Am Montag werden wir im Kreis alle Produkte anschauen und über sie sprechen und schauen, wie es weiter gehen soll. Es sollen die wichtigsten Flüsse und Gebirge, vielleicht auch Städte erkennbar sein.Man kann die Reliefs, wenn man Zettelchen oder Fähnchen dazu bastelt, als Quizgrundlage zum gegenseitigen Abfragen nutzen.
In allen Gruppen war die Zusammenarbeit einvernehmlich, die gegenseitige Abstimmung der Arbeit förderlich. In einer Gruppe waren zwei nicht zufrieden, hatten aber auch keine Impulse gezeigt, dies zu verändern. Interessant.

Vorher hatten wir eine kleine Lernkontrolle über die Bundesländer und ihre Hauptstädte geschrieben. Das war also ein sehr erdkundlicher Tag heute.

Hier trage ich noch ein Tafelbild nach, das Begriffe zeigt, die wir miteinander klärten, als wir den Film über die Mondlandung schauten. das war vor einigen Tagen.
 
Merakli (ohne i-Punkt) heißt auf türkisch "neugierig", ein Pendant zu "curious", das den Namen der Marssonde "Curiosity" inspirierte. 

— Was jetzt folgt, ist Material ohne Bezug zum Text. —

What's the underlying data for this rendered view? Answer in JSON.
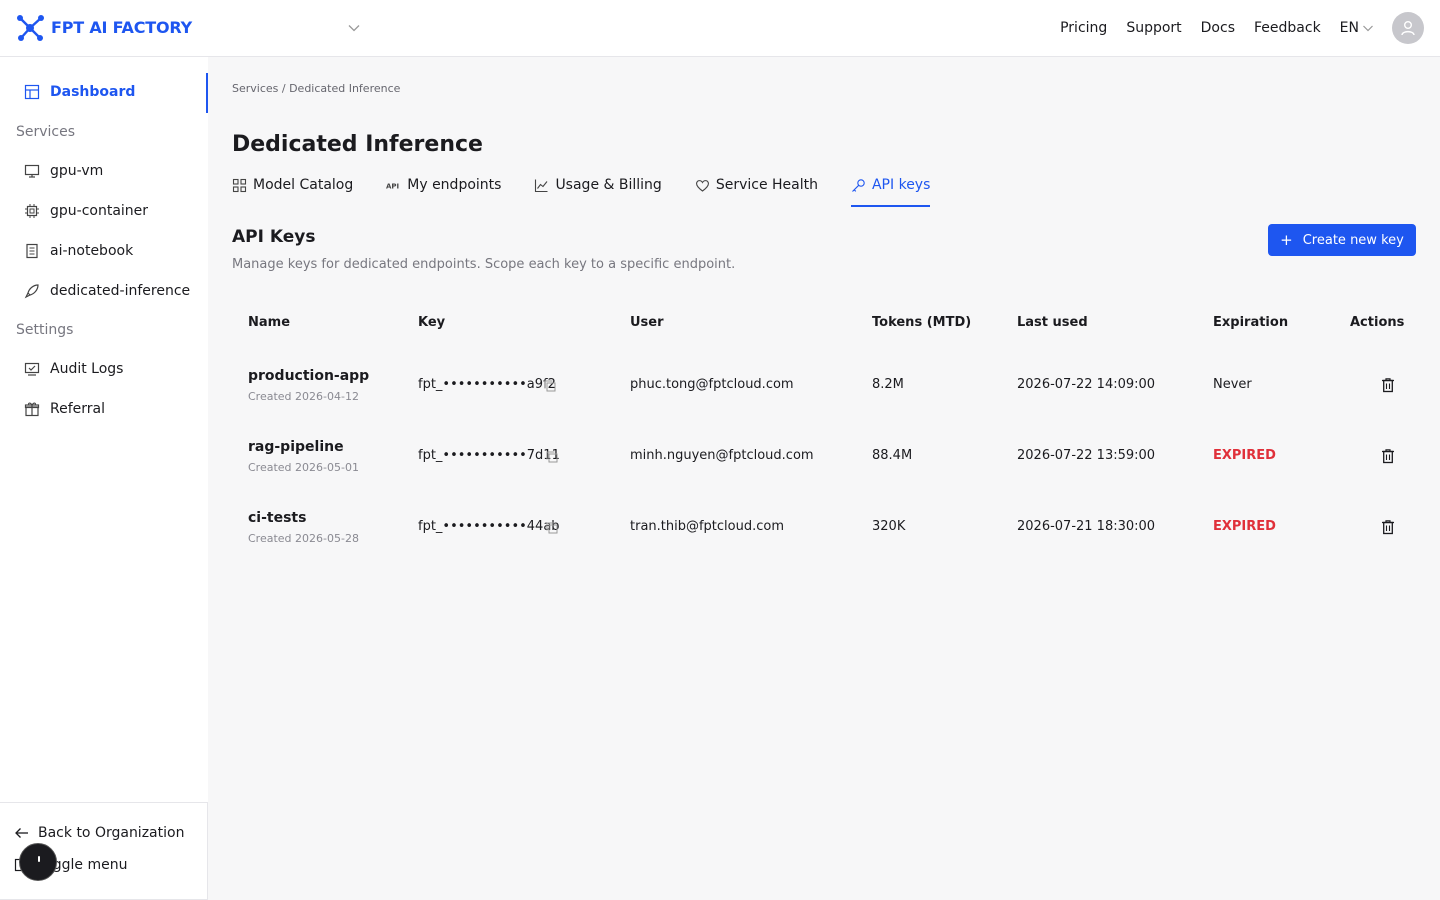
{
  "brand": {
    "name": "FPT AI FACTORY",
    "accent": "#1e56f0"
  },
  "topnav": {
    "links": [
      "Pricing",
      "Support",
      "Docs",
      "Feedback"
    ],
    "language": "EN"
  },
  "sidebar": {
    "dashboard": "Dashboard",
    "services_label": "Services",
    "services": [
      "gpu-vm",
      "gpu-container",
      "ai-notebook",
      "dedicated-inference"
    ],
    "settings_label": "Settings",
    "settings": [
      "Audit Logs",
      "Referral"
    ],
    "back_label": "Back to Organization",
    "toggle_label": "Toggle menu"
  },
  "breadcrumb": "Services / Dedicated Inference",
  "page_title": "Dedicated Inference",
  "tabs": [
    "Model Catalog",
    "My endpoints",
    "Usage & Billing",
    "Service Health",
    "API keys"
  ],
  "section": {
    "title": "API Keys",
    "description": "Manage keys for dedicated endpoints. Scope each key to a specific endpoint.",
    "create_label": "Create new key"
  },
  "table": {
    "headers": [
      "Name",
      "Key",
      "User",
      "Tokens (MTD)",
      "Last used",
      "Expiration",
      "Actions"
    ],
    "rows": [
      {
        "name": "production-app",
        "created": "Created 2026-04-12",
        "key": "fpt_•••••••••••a9f2",
        "user": "phuc.tong@fptcloud.com",
        "tokens": "8.2M",
        "last_used": "2026-07-22 14:09:00",
        "expiration": "Never",
        "expired": false
      },
      {
        "name": "rag-pipeline",
        "created": "Created 2026-05-01",
        "key": "fpt_•••••••••••7d11",
        "user": "minh.nguyen@fptcloud.com",
        "tokens": "88.4M",
        "last_used": "2026-07-22 13:59:00",
        "expiration": "EXPIRED",
        "expired": true
      },
      {
        "name": "ci-tests",
        "created": "Created 2026-05-28",
        "key": "fpt_•••••••••••44ab",
        "user": "tran.thib@fptcloud.com",
        "tokens": "320K",
        "last_used": "2026-07-21 18:30:00",
        "expiration": "EXPIRED",
        "expired": true
      }
    ]
  }
}
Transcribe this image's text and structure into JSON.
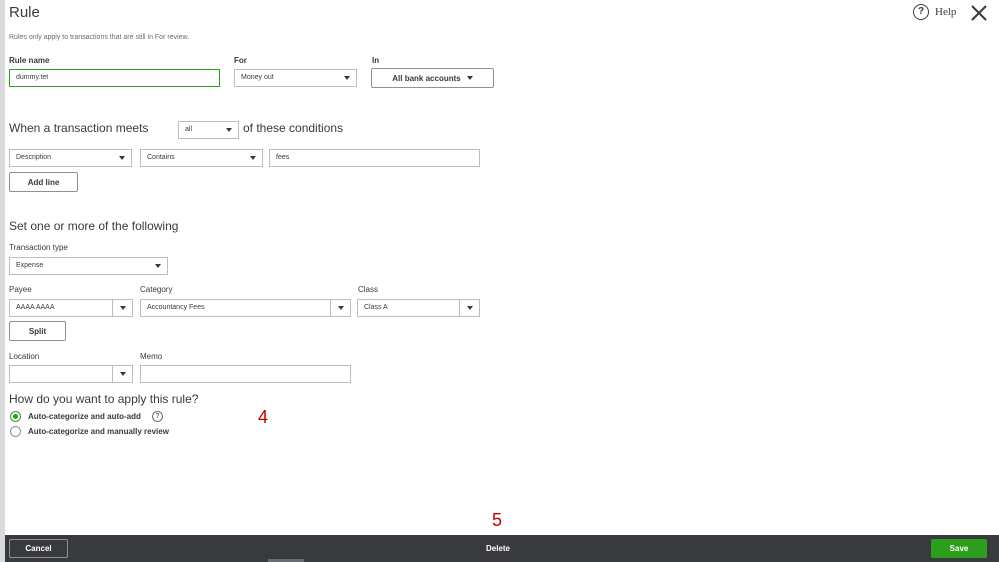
{
  "header": {
    "title": "Rule",
    "subtitle": "Rules only apply to transactions that are still in For review.",
    "help_label": "Help",
    "help_icon": "?"
  },
  "rule_name": {
    "label": "Rule name",
    "value": "dummy.tet"
  },
  "for": {
    "label": "For",
    "value": "Money out"
  },
  "in": {
    "label": "In",
    "value": "All bank accounts"
  },
  "conditions": {
    "prefix": "When a transaction meets",
    "match_value": "all",
    "suffix": "of these conditions",
    "field": "Description",
    "operator": "Contains",
    "text": "fees",
    "add_line_label": "Add line"
  },
  "set": {
    "heading": "Set one or more of the following",
    "transaction_type_label": "Transaction type",
    "transaction_type_value": "Expense",
    "payee_label": "Payee",
    "payee_value": "AAAA AAAA",
    "category_label": "Category",
    "category_value": "Accountancy Fees",
    "class_label": "Class",
    "class_value": "Class A",
    "split_label": "Split",
    "location_label": "Location",
    "location_value": "",
    "memo_label": "Memo",
    "memo_value": ""
  },
  "apply": {
    "heading": "How do you want to apply this rule?",
    "option_1": "Auto-categorize and auto-add",
    "option_2": "Auto-categorize and manually review",
    "selected": 1,
    "info_icon": "?"
  },
  "annotations": {
    "mark_4": "4",
    "mark_5": "5"
  },
  "footer": {
    "cancel_label": "Cancel",
    "delete_label": "Delete",
    "save_label": "Save"
  },
  "colors": {
    "accent": "#2ca01c",
    "footer_bg": "#393a3d",
    "annotation": "#c00000"
  }
}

Interessant fand ich heute ein kleines Gespräch mit einer Kollegin, sie hatte mit ihren Schülern gegessen und alle hatten sich fürchterlich aufs Essen gestürzt, woraufhin sie gesagt hatte, sie benähmen sich, als ob sie zu Hause nichts zu essen hätten.
Daraufhin erhielt sie den Anruf einer türkischsprachigen Mutter, die sich sehr beschwerte, dass ihnen unterstellt würde, Türken hätten nichts im Kühlschrank...
Das sind Anzeichen von Aneinander Vorbeireden, die schwierig und anstrengend sind.
Was ist da los? fragten wir uns. Wir haben alle ähnliche Erlebnisse und sind darüber gar nicht froh.
Der Schulkonflikt, der durch die Presse ging, hat die Stimmung allgemein nicht verbessert. Stetig sieht man Elterngrüppchen, die sich erregen oder uns Lehrer extremst mustern, wenn wir die Treppe herunterkommen etc. Es sind da unangenehme Dinge dabei, die über das hinausgehen, was man sonst wahrnimmt, an affrontativen Verhaltensweisen, wo uns immer irgendetwas Feindliches unterstellt wird, das aber gar nicht von unserer Seite kommt. Wir waren der Meinung, dass man diese Dinge auch einmal ansprechen muss. Wenn man keine richtigen Worte dafür findet, was das eigentlich ist, was einen belastet, ist das auch ein Zeichen. Es ist seit dem Konflikt etwas von Argwohn und Misstrauen in der Schule "hängengeblieben". Etwas, das sehr schwer oder fast überhaupt nicht zu Worten kommt, ansprechbar ist und gleichwohl belastet. Etwas, das niemand hören will. Etwas, das mir selbst noch nicht so klar ist, obwohl es als ein Gefühl vorhanden ist.
Zum Abschluss war da noch ein Gespräch mit einer Kollegin, es ging um Sonderschule, Inklusion und die halbherzige Nichtfinanzierung von in den Medien großspurig verkündeten Zielen, deren scheinhafte "Realisierung" auf dem Rücken der betroffenen Kinder und auch der Lehrer und Erzieher stattfindet.
Immerhin zweimal eine Auseinandersetzung an diesem Tag mit politischen Rahmenbedingungen unserer Arbeit. DAS war schön!!!
Jetzt muss ich leider hier weg, muss jemanden sehr Lieben zum Flughafen bringen und mich jetzt sputen, sehen, wie ich mit der Karre am besten dorthinkomme, Straßen oder Autobahn.... Also bitte nicht zu sehr auf die Fehler hier schauen. Und: schönes Wochenende!!!